The Predict function, which can be used to estimate new target variable values for new features that will of course output not just an expected value of mean, but also variants for the output for the new features. And there’s a third function, Generate, which will sample a function from the Gaussian process model. OK. So let’s have a look at this example in the Gaussian process example function. As always, we’re going to start off by setting up our data and loading the required packages. This is just a synthetic data set, y versus x. Now we’re going to split our data into Training and Test.
And then we’re going to build a Gaussian process model from the Training data. Now to build a Gaussian Process model, we need a kernel, and we also need an L2 regularisation penalty. So here is the kernel. We’ll use a simple laplacian kernel. And we’ll specify an arbitrary lend value, 0.5. Now of course in reality, we’d need to spend quite a bit of time working out the L2 regularisation penalty we want to use for this problem, and also the kernel– or at least the kernel parameters –that are optimal for our problem. But here, we’re just going to take an arbitrary kernel, arbitrary lender. And then we can create the Gaussian process model.
So you see that the function is set up– the constructor function is set up so that you parse the formula. You want to estimate y based on x. You’ll find these variables in the Training data set. Here’s the kernel I’m going to use. Here’s my L2 regularisation penalty. So we create the Gaussian process model. And we will calculate the mean squared area of the model for the test data. We’ll be calculating the mean squared area based on the mean values of the predictions. Let’s say the Gaussian process for any new set of features– a new feature vector –will produce a probability distribution, but we’re going to be calculating the mean squared area based on the mean of that outputted distribution.
We’re going to use the means to produce our regression curve.
We could also calculate the log probability. Let’s say the log likelihood of the model given the test data. And that’s useful because you may well want to evaluate your statistical model, your Gaussian process, based on the log likelihood of the model given the test data rather than, say, the mean squared area.
Anyway, we can see the result of these two evaluation scores. The mean squared area of the Gaussian process model in the test data was 1.4. The likelihood of the GP model in the test data was negative 8.4. Now of course as I said, if this was a real problem, we’d spend quite a lot of time optimising the kernel, the kernel parameters, and the L2 regularisation parameter based on our data. But for now, we’ll just continue with what we had. What we will do is create an alternative model for comparison. We’ll just create a nice simple ordinary least-squares model.

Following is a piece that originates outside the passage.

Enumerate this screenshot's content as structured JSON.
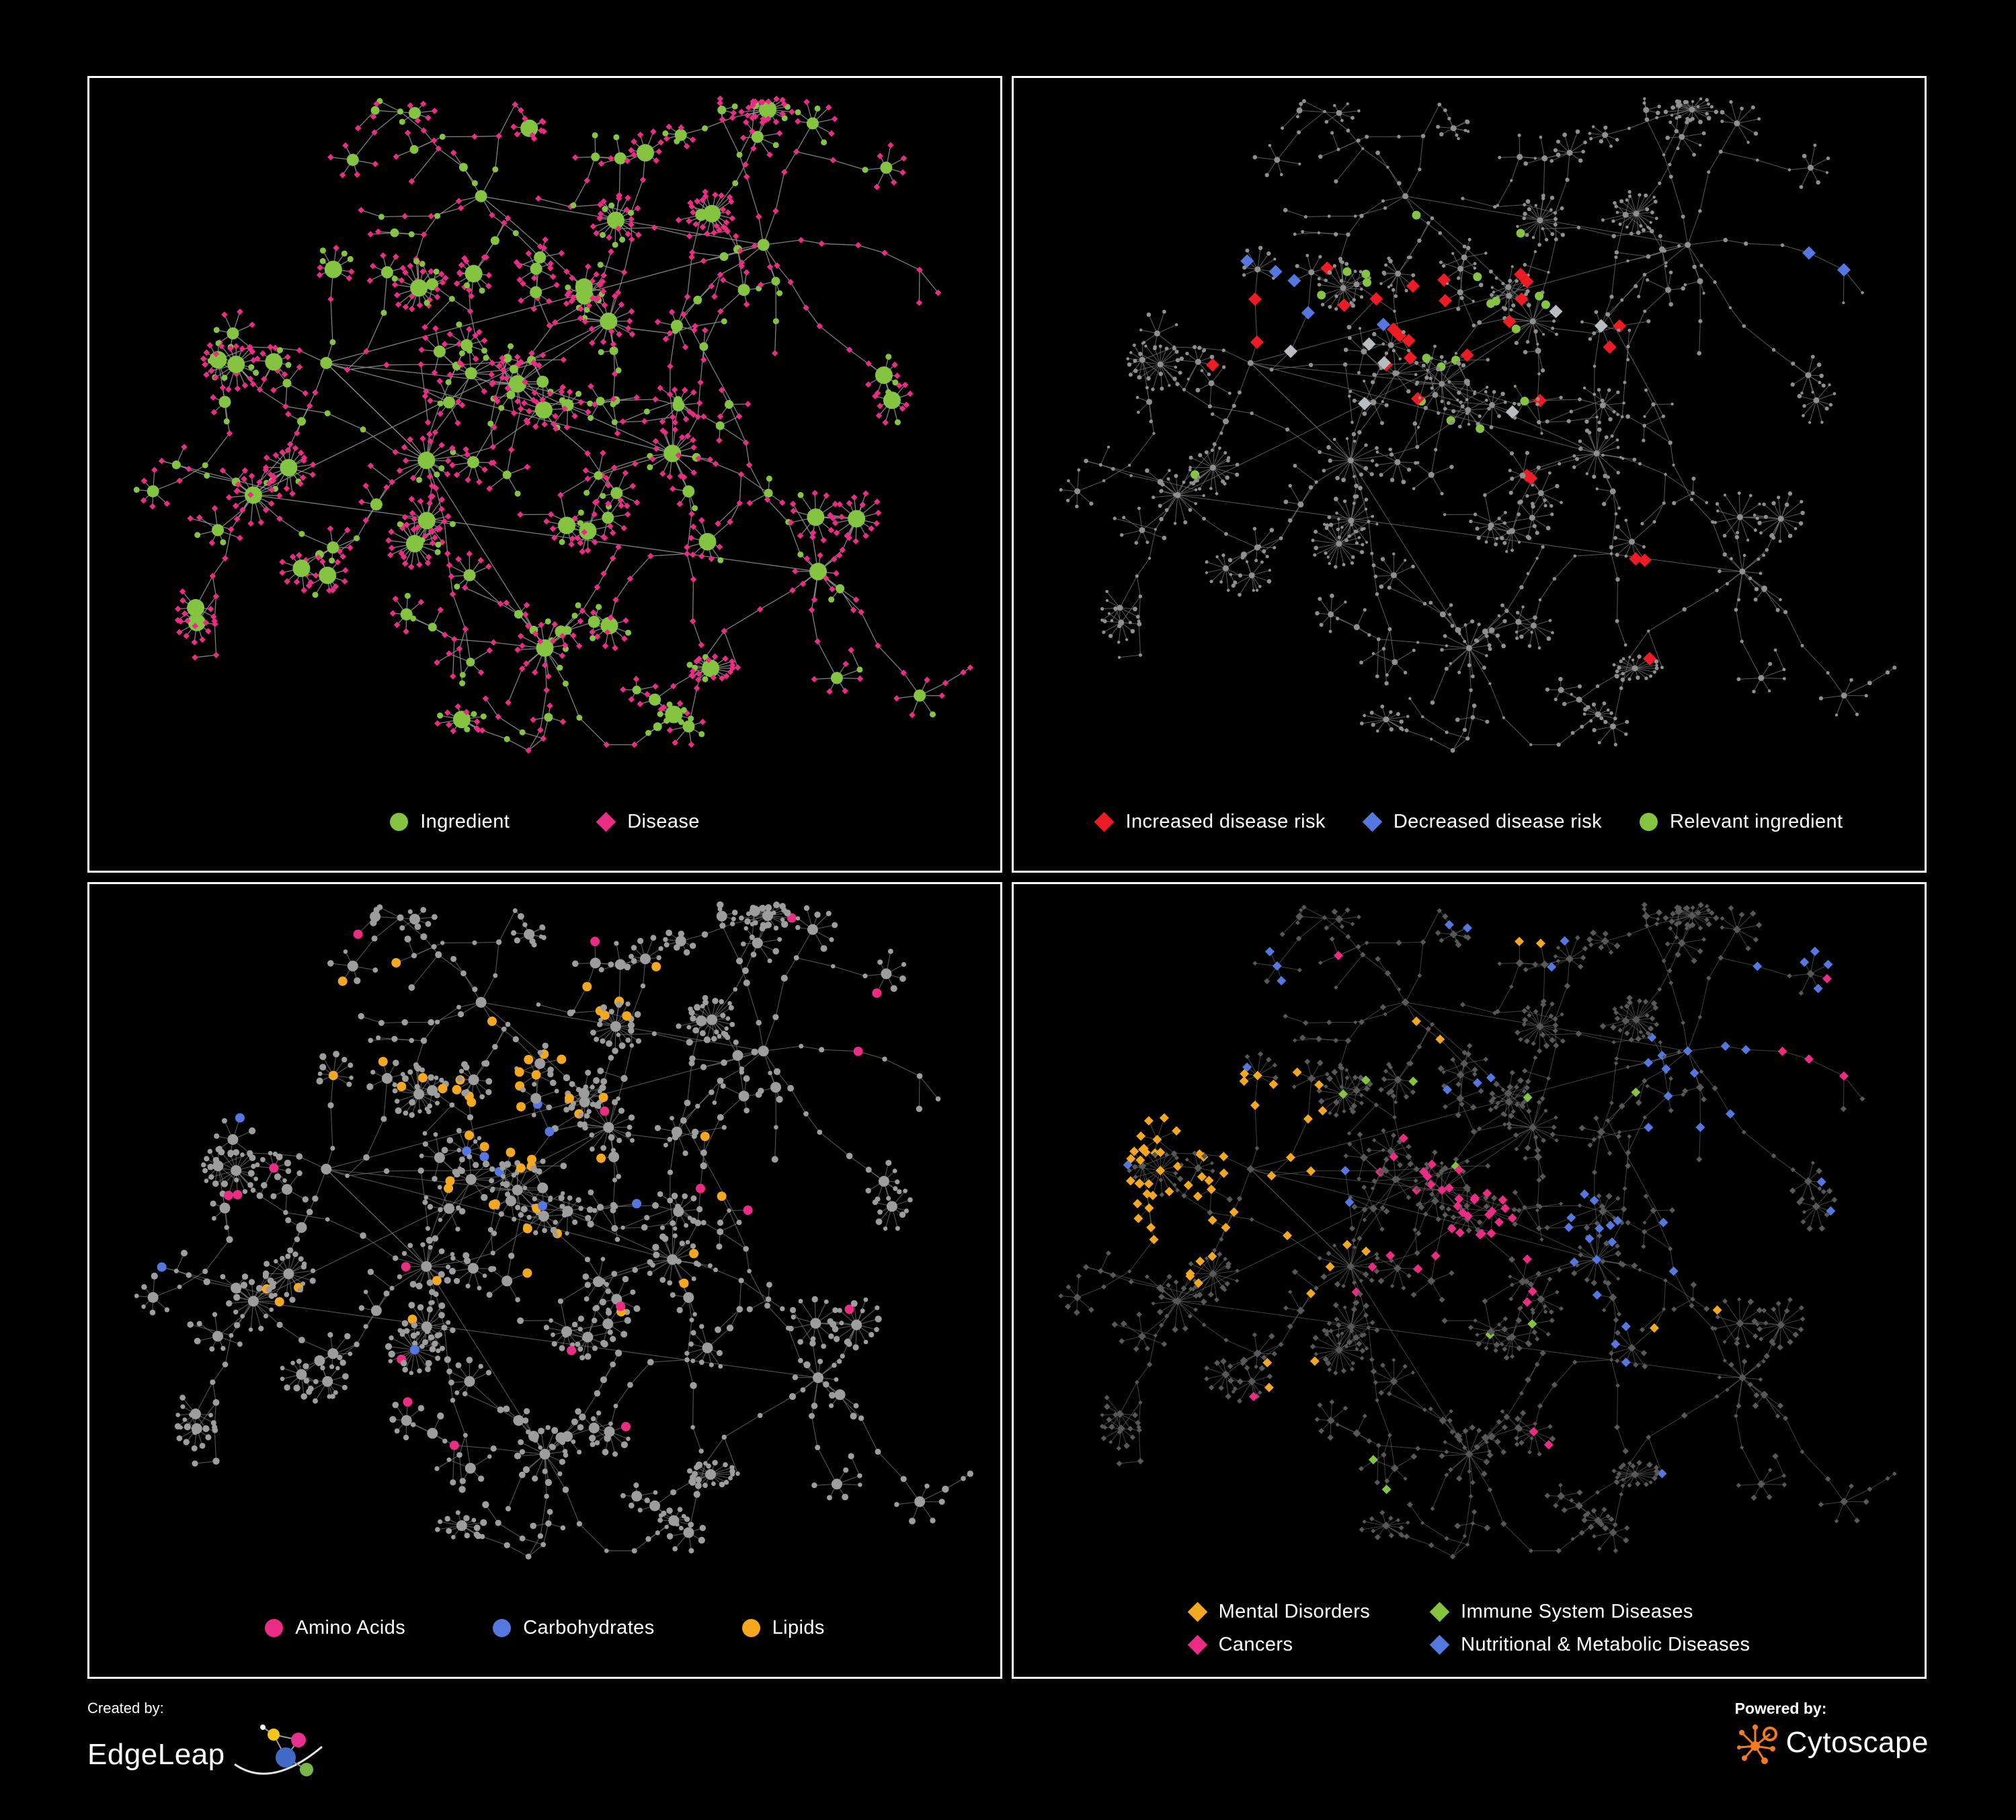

And we’ll see how well it does on the test data as well, both in terms of mean squared area, and in terms of log likelihood.
When we’re calculating the log likelihood, of course, we’re going to be making use of an error distribution based on the residuals of the model on the train there. There we go. So the mean squared area of the ordinary list squares model on the test data was 12.5. That’s compared to 1.4 for the Gaussian process. So the Gaussian process is a lot better. The likelihood of the OLS model– or actually the log likelihood of the OLS model– The test data was negative 16.9, the log likelihood of the Gaussian process model on the test data was negative 8.4.
And of course higher is better here, so the Gaussian process model appears to be the best of the two, based not only on the mean squared here, but also on the log likelihood. Now we’ll plot the models. First of all, we’ll plot the Gaussian process model.
And here we see that the blue curve is the regression curve, or the mean values of the Gaussian process for each x value in this range. And the red curves are confidence intervals, plus or minus 2 standard deviations.
For comparison, we’ll do the same thing with the ordinary least-squares model. Incidentally, the black points are the training data. The red points are the test data. So here we have the Gaussian process model. Here we have the ordinary least-squares model. We’ll do a third plot where– it will be just like the first plot, where we plotted the Gaussian process model –but we’ll also generate three functions from the Gaussian process model, and place them on the plot.
It takes some time to generate these functions. Why don’t we zoom in?
Here’s our first generated function in black, second in grey, third in green. So you see how we can actually sample functions from a Gaussian process, which can be very useful in certain Gaussian statistics applications.
So there we go. If you’re interested, try to replicate what we’ve done here. If you’re interested in the implementation of the mathematics, have a look through the Gaussian processes class. And you’ll find the Gaussian processes can be very useful tools in a wide range of applications.